A woman climbing a ladder for a bottle of wine bumped the light overhead, and they all strobed a little.
“I wonder which one of those people I am,” Jenna said.
“Like whether you’re Jenna or Leonard on any given night?” Whitney said.
Jenna didn’t react. The men may as well not have been there anymore.
“C’mon,” Whitney said. “Quit filibustering. You’
re up. The floor is yours.”
“I went in a little different direction,” Jenna said. “It’s a different sort of…”
Whitney opened her arms wide, like: Please, proceed. She’d seized the table back.
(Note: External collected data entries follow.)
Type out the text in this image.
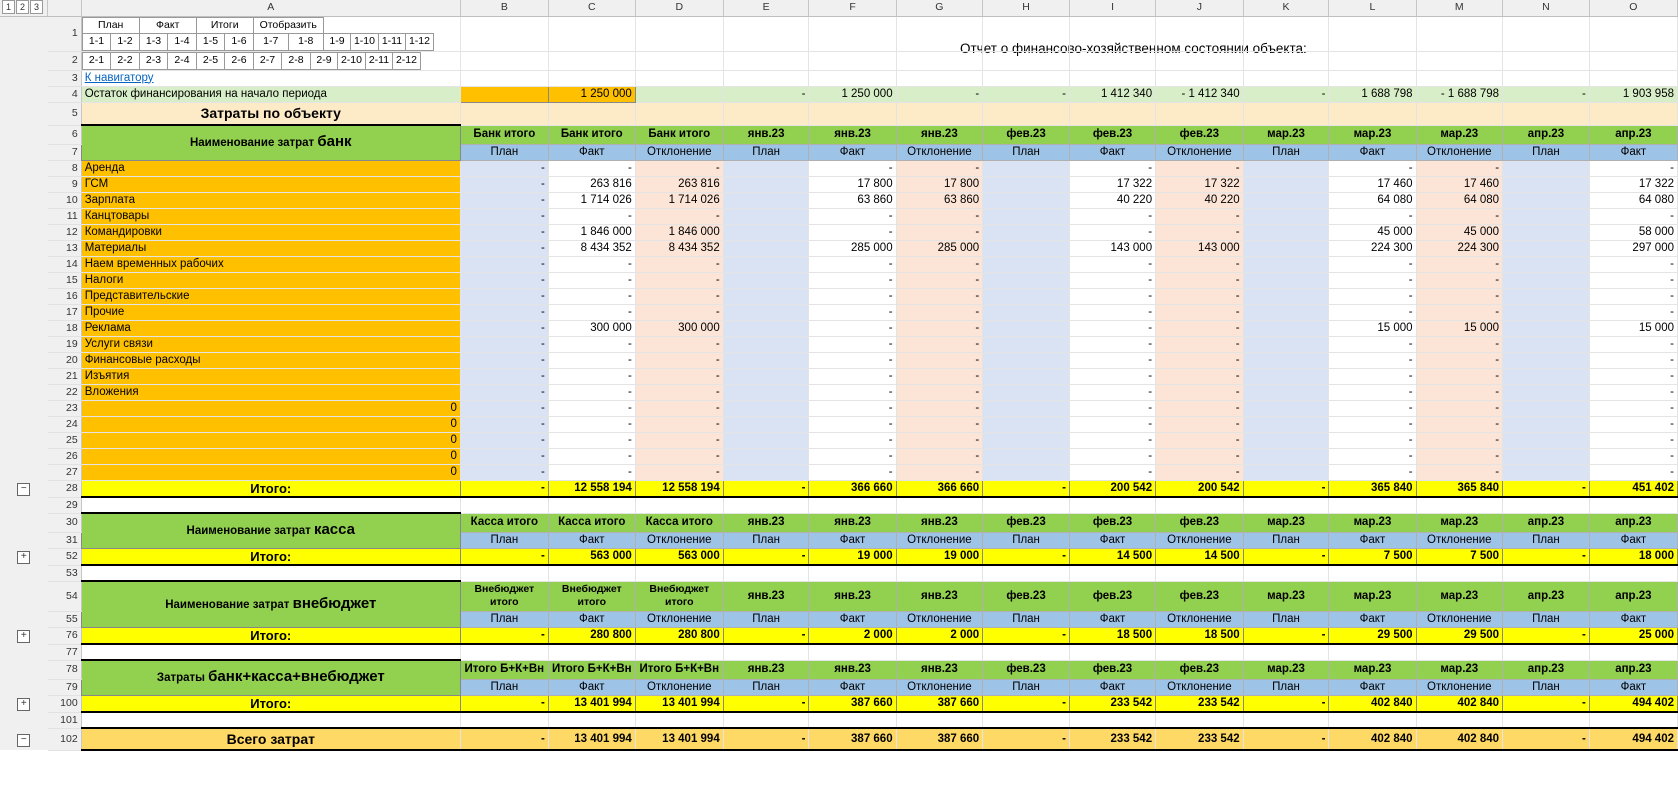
Отчет о финансово-хозяйственном состоянии объекта:
1 2 3		A	B	C	D	E	F	G	H	I	J	K	L	M	N	O
	1	
План	Факт	Итоги	Отобразить	
1-1	1-2	1-3	1-4	1-5	1-6	1-7	1-8	1-9	1-10	1-11	1-12

	2	2-1	2-2	2-3	2-4	2-5	2-6	2-7	2-8	2-9	2-10	2-11	2-12

	3	К навигатору														
	4	Остаток финансирования на начало периода		1 250 000		-	1 250 000	-	-	1 412 340	- 1 412 340	-	1 688 798	- 1 688 798	-	1 903 958
	5	Затраты по объекту														
	6	Наименование затрат банк	Банк итого	Банк итого	Банк итого	янв.23	янв.23	янв.23	фев.23	фев.23	фев.23	мар.23	мар.23	мар.23	апр.23	апр.23
	7	План	Факт	Отклонение	План	Факт	Отклонение	План	Факт	Отклонение	План	Факт	Отклонение	План	Факт
	8	Аренда	-	-	-		-	-		-	-		-	-		-
	9	ГСМ	-	263 816	263 816		17 800	17 800		17 322	17 322		17 460	17 460		17 322
	10	Зарплата	-	1 714 026	1 714 026		63 860	63 860		40 220	40 220		64 080	64 080		64 080
	11	Канцтовары	-	-	-		-	-		-	-		-	-		-
	12	Командировки	-	1 846 000	1 846 000		-	-		-	-		45 000	45 000		58 000
	13	Материалы	-	8 434 352	8 434 352		285 000	285 000		143 000	143 000		224 300	224 300		297 000
	14	Наем временных рабочих	-	-	-		-	-		-	-		-	-		-
	15	Налоги	-	-	-		-	-		-	-		-	-		-
	16	Представительские	-	-	-		-	-		-	-		-	-		-
	17	Прочие	-	-	-		-	-		-	-		-	-		-
	18	Реклама	-	300 000	300 000		-	-		-	-		15 000	15 000		15 000
	19	Услуги связи	-	-	-		-	-		-	-		-	-		-
	20	Финансовые расходы	-	-	-		-	-		-	-		-	-		-
	21	Изъятия	-	-	-		-	-		-	-		-	-		-
	22	Вложения	-	-	-		-	-		-	-		-	-		-
	23	0	-	-	-		-	-		-	-		-	-		-
	24	0	-	-	-		-	-		-	-		-	-		-
	25	0	-	-	-		-	-		-	-		-	-		-
	26	0	-	-	-		-	-		-	-		-	-		-
	27	0	-	-	-		-	-		-	-		-	-		-
−	28	Итого:	-	12 558 194	12 558 194	-	366 660	366 660	-	200 542	200 542	-	365 840	365 840	-	451 402
	29															
	30	Наименование затрат касса	Касса итого	Касса итого	Касса итого	янв.23	янв.23	янв.23	фев.23	фев.23	фев.23	мар.23	мар.23	мар.23	апр.23	апр.23
	31	План	Факт	Отклонение	План	Факт	Отклонение	План	Факт	Отклонение	План	Факт	Отклонение	План	Факт
+	52	Итого:	-	563 000	563 000	-	19 000	19 000	-	14 500	14 500	-	7 500	7 500	-	18 000
	53															
	54	Наименование затрат внебюджет	Внебюджет итого	Внебюджет итого	Внебюджет итого	янв.23	янв.23	янв.23	фев.23	фев.23	фев.23	мар.23	мар.23	мар.23	апр.23	апр.23
	55	План	Факт	Отклонение	План	Факт	Отклонение	План	Факт	Отклонение	План	Факт	Отклонение	План	Факт
+	76	Итого:	-	280 800	280 800	-	2 000	2 000	-	18 500	18 500	-	29 500	29 500	-	25 000
	77															
	78	Затраты банк+касса+внебюджет	Итого Б+К+Вн	Итого Б+К+Вн	Итого Б+К+Вн	янв.23	янв.23	янв.23	фев.23	фев.23	фев.23	мар.23	мар.23	мар.23	апр.23	апр.23
	79	План	Факт	Отклонение	План	Факт	Отклонение	План	Факт	Отклонение	План	Факт	Отклонение	План	Факт
+	100	Итого:	-	13 401 994	13 401 994	-	387 660	387 660	-	233 542	233 542	-	402 840	402 840	-	494 402
	101															
−	102	Всего затрат	-	13 401 994	13 401 994	-	387 660	387 660	-	233 542	233 542	-	402 840	402 840	-	494 402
“Well, uh…” she said, yanking a strap of her dress, maybe feeling the strain of the fabric. “I believe in life after death. I believe in the Buddhist’s conception of reincarnation and Dante’s conception of Purgatory and the secular Jew’s conception of Heaven and Earth. I believe time moves faster sometimes and time moves slower other times. I believe that marriage is a fallacy and that monogamy is obviously unnatural. I believe that women have all the power but that most are too weak to use it. I believe seduction is sexier than sex. I believe that Paris is sexier than L.A., which is sexier than New York. I believe in Picard frozen foods. I believe in cafés noisettes. I believe in Michel Houellebecq. I believe people have more control over their lives than they give themselves credit for. I believe that people deliberately make themselves miserable by making bad choices. I believe I could kill a person if I had to. I believe most people are fucked up in the head and that feet are super gross. And I believe”—she’d stopped looking at her notes, even though there were plenty left; she was bored suddenly—“in the taste-bud theory of relationships.”
“And there you have it,” Will said. “A-pluses all around.”
The four of them stood there breathing dumbly, a little worn out, a little beyond the threshold of amusement. They were out of wine but they’d already had way too much. The half-eaten salmon toasts were buried beneath the grave of crumpled napkins that they’d used to keep the honey off their hands. The air shifted around them. Behind their faces were four distinct temperatures, but each was ready to get out of there. Jenna moved first to retrieve the check. The same routine. Straight to the counter, into the in-between spaces. It was getting crowded now. There was a stack-up outside on the street. Whitney made a silent appeal to Will, but Will’s face was following Jenna. It made her want to murder him.
When the bill landed, Will did some frantic accounting and determined it was somehow exactly right. The handwritten tabs hadn’t failed tonight, and maybe they never had. They settled up with cash—twenty-five euros each—and they bused their dishes and wiped down their table, erasing the evidence that they’d ever been there.